Ten noorden van het pand was een steeg. Deze structuur is tot de dag van vandaag herkenbaar aan de dikte van de muur tussen het noordelijke travee en de winkel.  

 

 

17e eeuw-1819

Op de kadastrale minuutkaart zien we dat Neerstraat 10 aanzienlijk is uitgebreid. Op het achterterrein is een aantal grote volumes aanwezig, waaronder het huidige magazijn (met volume tegen de zuidelijke gevel). De kap van het magazijn dateert nog uit deze periode. De zichtbare zijgevel is later opnieuw opgetrokken.

 

 

 1841-1908 

Het op de minuutkaart zichtbare volume tegen de zuidelijke perceelsgrens is afgebroken, evenals de aanbouwen tegen het magazijn. Het voormalige gebouwtje op het achtererf van Neerstraat 8 is verdwenen en het magazijn heeft haar huidige opzet en gevelindeling gekregen. 

 

De steeg is op twee plaatsen overdekt: aan de straat en aan de achterzijde. De later afgedichte opening in het midden is nog herkenbaar aan de huidige structuur van het plafond.

 

In de middeleeuwse achtergevel worden op de begane grond hardstenen omlijstingen van de ramen en deur (omlijsting is hier alleen mogelijk na de afbraak van het smalle volume). Op de verdiepingen worden nieuwe gevelopeningen onder segmentboog aangebracht.

 

Vermoedelijk heeft ook de voorgevel een ander aanzien gekregen, zodat de nieuwe poort met bouwlaag aan de noordzijde één geheel van het aanzien zou vormen. De gevel zal zijn afgesloten met een gevelbrede kroonlijst. De lijstgevel kan ofwel zijn gepleisterd (met schijnvoegen) ofwel in schoon metselwerk zijn uitgevoerd. De ramen en deuren hadden hardstenen omlijstingen (aangezien ook aan de achterzijde hardsteen is gebruikt). De topgevel is verdwenen en het nieuwe dakschild (met rondhouten grenen sporen) is aangebracht.

 

1911

Het interieur en het exterieur krijgen een nieuwe afwerking, naar ontwerp van Frans Dupont. De oude structuur blijft nagenoeg geheel in tact.

 

1911-1940

 

Op het terrein wordt een klein volume onder zadeldak gebouwd.

 

1950-2000

 

De winkel is aangepast. Doorgangen naar de zuidelijke gang en de noordelijke steeg zijn dichtgezet, er is een entresol aangebracht en het interieur is voorzien van een nieuwe afwerklaag.

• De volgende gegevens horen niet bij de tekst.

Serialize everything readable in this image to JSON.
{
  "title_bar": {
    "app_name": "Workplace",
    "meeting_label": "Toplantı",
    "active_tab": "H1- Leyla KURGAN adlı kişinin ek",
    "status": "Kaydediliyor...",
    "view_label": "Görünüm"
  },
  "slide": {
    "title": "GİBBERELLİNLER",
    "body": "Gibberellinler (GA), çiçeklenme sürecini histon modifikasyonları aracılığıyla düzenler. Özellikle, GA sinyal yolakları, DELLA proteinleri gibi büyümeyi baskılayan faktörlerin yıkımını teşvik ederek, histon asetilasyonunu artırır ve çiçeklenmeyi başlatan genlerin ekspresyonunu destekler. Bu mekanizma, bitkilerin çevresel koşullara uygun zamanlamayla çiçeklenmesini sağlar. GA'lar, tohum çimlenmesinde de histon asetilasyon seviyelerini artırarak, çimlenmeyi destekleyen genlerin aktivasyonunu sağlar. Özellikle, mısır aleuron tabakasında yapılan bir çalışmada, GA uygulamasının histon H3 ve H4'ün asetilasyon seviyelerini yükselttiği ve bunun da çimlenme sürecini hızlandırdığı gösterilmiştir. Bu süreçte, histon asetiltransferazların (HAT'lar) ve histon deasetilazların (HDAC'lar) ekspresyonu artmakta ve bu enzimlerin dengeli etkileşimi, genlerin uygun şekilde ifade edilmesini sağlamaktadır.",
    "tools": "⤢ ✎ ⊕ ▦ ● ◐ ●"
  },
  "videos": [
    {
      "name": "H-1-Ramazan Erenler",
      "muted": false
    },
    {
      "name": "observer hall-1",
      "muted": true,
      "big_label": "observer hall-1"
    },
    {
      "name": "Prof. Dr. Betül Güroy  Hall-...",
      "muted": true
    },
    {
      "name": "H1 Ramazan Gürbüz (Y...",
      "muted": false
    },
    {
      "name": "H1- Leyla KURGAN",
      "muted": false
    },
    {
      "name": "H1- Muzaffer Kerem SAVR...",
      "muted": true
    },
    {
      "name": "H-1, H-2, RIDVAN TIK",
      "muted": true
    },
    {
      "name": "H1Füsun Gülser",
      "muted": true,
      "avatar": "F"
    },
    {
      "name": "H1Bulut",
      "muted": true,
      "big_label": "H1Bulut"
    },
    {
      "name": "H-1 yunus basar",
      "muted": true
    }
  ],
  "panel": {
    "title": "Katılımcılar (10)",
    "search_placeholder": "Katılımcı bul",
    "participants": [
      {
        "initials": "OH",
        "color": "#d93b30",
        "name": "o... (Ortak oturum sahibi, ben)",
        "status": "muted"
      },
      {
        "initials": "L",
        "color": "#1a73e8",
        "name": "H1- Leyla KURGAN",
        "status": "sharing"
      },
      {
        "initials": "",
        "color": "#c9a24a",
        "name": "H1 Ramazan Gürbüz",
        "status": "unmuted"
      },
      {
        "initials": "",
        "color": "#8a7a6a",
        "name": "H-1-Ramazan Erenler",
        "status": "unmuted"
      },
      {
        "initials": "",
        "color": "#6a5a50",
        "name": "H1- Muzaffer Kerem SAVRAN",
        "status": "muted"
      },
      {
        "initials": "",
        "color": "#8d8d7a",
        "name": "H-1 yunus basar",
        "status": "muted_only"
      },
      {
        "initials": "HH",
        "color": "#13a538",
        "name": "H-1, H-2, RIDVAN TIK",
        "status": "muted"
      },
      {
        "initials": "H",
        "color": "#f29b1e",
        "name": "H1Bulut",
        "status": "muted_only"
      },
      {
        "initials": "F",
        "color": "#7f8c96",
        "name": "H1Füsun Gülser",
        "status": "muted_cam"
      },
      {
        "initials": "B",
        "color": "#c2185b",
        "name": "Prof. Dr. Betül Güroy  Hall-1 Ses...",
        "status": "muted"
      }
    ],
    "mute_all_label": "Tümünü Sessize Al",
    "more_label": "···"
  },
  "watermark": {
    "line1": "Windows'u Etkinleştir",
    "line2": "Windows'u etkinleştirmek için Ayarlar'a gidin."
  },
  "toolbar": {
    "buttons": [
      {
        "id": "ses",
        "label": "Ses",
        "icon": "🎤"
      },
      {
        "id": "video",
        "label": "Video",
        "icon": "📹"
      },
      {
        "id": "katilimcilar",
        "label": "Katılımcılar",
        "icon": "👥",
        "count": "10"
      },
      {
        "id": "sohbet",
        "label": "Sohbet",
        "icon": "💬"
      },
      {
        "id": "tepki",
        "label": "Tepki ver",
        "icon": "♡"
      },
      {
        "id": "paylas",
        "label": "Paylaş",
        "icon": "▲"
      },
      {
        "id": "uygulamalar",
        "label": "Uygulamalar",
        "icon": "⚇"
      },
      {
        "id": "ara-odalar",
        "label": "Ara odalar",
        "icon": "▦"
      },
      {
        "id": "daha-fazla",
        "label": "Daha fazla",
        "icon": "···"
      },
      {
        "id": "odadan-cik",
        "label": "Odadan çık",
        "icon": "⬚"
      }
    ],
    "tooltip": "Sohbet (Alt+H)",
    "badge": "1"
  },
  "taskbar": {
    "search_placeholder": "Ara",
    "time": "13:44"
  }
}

Of er nog bouwhistorische sporen achter de huidige afwerking aanwezig zijn, is onbekend.

 

De voormalige steeg is geschikt gemaakt als winkelruimte. De westelijke open doorgang is dichtgezet (voorheen was het nog echt een open verbinding die alleen aan de straat kon worden afgesloten) en het interieur is voorzien van een verhullende pleisterlaag en verlaagd plafond.

 

De binnenplaats is volledig overdekt met een houten en stalen constructie.